Department of Pharmaceutical Chemistry, Parul Institute of Pharmacy, Parul University, Vadodara, Gujarat, India.
Department of Pharmaceutical Chemistry, Parul Institute of Pharmacy, Parul University, Vadodara, Gujarat, India.
Bioorg Chem. 2024 Mar;144:107152. doi: 10.1016/j.bioorg.2024.107152. Epub 2024 Jan 27.
Alzheimer's disease (AD) is the most common form of dementia affecting specifically older population. AD is an irreversible neurodegenerative CNS disorder associated with complex pathophysiology. Presently, the USFDA has approved only four drugs viz. Donepezil, Rivastigmine, Memantine, and Galantamine for the treatment of AD. These drugs exhibit their neuroprotective effects either by inhibiting cholinesterase enzyme (ChE) or N-methyl-d-aspartate (NMDA) receptor. However, the conventional therapy "one target, one molecule" has failed to provide promising therapeutic effects due to the multifactorial nature of AD. This triggered the development of a novel strategy called Multi-Target Directed Ligand (MTDL) which involved designing one molecule that acts on multiple targets simultaneously. The present review discusses the detailed pathology involved in AD and the various MTDL design strategies bearing different heterocycles, in vitro and in vivo activities of the compounds, and their corresponding structure-activity relationships. This knowledge will allow us to identify and design more effective MTDLs for the treatment of AD.

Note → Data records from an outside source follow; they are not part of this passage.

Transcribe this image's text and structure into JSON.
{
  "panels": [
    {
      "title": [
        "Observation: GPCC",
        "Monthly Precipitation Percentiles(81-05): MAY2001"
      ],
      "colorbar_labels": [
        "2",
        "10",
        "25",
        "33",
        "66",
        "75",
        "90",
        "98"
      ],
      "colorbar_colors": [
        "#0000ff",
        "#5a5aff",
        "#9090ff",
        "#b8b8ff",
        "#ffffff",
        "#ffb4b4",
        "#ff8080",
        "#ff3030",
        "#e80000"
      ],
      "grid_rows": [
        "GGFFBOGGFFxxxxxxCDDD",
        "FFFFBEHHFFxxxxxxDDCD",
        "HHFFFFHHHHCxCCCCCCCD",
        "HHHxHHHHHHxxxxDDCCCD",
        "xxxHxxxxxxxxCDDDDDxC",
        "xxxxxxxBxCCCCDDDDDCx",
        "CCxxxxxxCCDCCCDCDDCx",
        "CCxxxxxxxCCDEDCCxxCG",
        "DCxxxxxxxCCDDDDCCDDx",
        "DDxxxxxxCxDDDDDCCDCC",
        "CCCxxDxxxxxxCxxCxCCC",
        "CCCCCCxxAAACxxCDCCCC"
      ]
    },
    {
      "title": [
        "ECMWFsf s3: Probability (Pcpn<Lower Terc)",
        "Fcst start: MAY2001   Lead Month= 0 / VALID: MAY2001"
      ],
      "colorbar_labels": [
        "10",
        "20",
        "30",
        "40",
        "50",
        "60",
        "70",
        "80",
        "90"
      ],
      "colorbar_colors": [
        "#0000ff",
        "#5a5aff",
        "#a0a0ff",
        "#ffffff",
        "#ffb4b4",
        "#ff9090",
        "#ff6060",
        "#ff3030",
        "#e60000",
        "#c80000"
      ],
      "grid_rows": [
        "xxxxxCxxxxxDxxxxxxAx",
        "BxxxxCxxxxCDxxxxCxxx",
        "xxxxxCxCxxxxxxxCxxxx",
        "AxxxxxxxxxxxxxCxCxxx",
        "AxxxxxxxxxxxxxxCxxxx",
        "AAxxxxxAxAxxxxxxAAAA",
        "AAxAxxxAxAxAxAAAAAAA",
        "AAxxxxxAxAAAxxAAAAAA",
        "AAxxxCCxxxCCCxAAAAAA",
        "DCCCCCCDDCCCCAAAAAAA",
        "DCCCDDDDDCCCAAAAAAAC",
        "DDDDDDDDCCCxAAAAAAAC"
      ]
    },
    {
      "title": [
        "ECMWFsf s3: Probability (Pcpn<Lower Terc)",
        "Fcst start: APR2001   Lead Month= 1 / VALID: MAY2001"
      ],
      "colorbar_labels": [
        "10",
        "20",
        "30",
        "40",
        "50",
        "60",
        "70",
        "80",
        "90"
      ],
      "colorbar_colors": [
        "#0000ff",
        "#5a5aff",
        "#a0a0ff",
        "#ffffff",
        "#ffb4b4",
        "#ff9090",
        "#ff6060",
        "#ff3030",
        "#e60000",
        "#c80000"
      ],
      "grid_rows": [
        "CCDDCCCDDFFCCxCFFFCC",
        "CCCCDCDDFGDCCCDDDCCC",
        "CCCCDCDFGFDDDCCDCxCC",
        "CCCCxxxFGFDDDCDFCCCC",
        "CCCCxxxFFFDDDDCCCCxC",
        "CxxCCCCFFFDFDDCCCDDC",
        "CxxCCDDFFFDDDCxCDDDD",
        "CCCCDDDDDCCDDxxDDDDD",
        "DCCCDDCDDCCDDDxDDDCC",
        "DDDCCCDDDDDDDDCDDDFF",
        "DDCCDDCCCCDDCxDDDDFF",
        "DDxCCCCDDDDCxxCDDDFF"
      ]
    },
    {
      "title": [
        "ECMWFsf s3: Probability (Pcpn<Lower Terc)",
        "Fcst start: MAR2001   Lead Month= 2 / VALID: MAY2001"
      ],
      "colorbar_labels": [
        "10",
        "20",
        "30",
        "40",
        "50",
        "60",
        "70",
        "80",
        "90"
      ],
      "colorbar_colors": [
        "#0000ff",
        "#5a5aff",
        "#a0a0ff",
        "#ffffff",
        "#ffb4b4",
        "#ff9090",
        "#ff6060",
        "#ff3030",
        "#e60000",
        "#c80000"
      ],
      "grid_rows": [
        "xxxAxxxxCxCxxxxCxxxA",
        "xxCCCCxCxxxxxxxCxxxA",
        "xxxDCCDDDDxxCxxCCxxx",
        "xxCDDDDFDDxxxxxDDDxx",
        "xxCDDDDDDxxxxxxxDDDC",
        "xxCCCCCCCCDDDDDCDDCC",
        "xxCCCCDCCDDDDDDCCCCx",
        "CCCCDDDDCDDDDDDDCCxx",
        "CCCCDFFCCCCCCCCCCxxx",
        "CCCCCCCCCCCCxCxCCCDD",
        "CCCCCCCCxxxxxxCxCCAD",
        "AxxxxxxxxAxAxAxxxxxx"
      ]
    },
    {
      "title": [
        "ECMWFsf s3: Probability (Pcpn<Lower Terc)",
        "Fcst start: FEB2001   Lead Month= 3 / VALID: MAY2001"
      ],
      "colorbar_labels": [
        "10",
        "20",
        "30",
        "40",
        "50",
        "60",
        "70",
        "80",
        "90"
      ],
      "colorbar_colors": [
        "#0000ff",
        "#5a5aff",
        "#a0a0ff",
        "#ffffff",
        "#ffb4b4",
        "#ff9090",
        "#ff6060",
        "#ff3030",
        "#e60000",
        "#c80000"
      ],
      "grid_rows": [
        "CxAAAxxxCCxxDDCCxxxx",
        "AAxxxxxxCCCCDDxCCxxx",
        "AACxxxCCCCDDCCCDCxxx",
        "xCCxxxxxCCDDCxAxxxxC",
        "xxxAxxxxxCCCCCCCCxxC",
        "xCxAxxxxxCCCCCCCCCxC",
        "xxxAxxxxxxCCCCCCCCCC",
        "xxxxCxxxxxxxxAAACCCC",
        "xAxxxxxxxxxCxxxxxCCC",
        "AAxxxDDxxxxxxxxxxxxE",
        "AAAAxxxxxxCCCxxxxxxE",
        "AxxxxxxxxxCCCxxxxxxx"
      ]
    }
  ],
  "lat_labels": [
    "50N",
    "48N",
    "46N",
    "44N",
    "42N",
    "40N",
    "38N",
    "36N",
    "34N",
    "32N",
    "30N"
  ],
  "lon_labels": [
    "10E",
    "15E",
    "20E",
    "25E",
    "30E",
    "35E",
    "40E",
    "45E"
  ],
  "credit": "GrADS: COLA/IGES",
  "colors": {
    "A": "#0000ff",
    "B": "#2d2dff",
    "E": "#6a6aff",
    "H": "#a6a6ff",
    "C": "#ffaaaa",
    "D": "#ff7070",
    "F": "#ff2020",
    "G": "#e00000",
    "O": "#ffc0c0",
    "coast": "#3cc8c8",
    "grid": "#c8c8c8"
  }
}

阿尔茨海默病(AD)是最常见的痴呆症形式,主要影响老年人群。AD 是一种不可逆的神经退行性中枢神经系统疾病,与复杂的病理生理学有关。目前,美国食品和药物管理局(FDA)仅批准了四种药物用于 AD 的治疗,即多奈哌齐、利斯的明、美金刚和加兰他敏。这些药物通过抑制胆碱酯酶(ChE)或 N-甲基-D-天冬氨酸(NMDA)受体发挥其神经保护作用。然而,由于 AD 的多因素性质,传统的“一个靶点,一个分子”的治疗方法未能提供有希望的治疗效果。这促使人们开发了一种新的策略,称为多靶点定向配体(MTDL),该策略涉及设计一种同时作用于多个靶点的分子。本综述讨论了 AD 涉及的详细病理学以及带有不同杂环的各种 MTDL 设计策略、化合物的体外和体内活性及其相应的构效关系。这些知识将使我们能够识别和设计更有效的 MTDLs 来治疗 AD。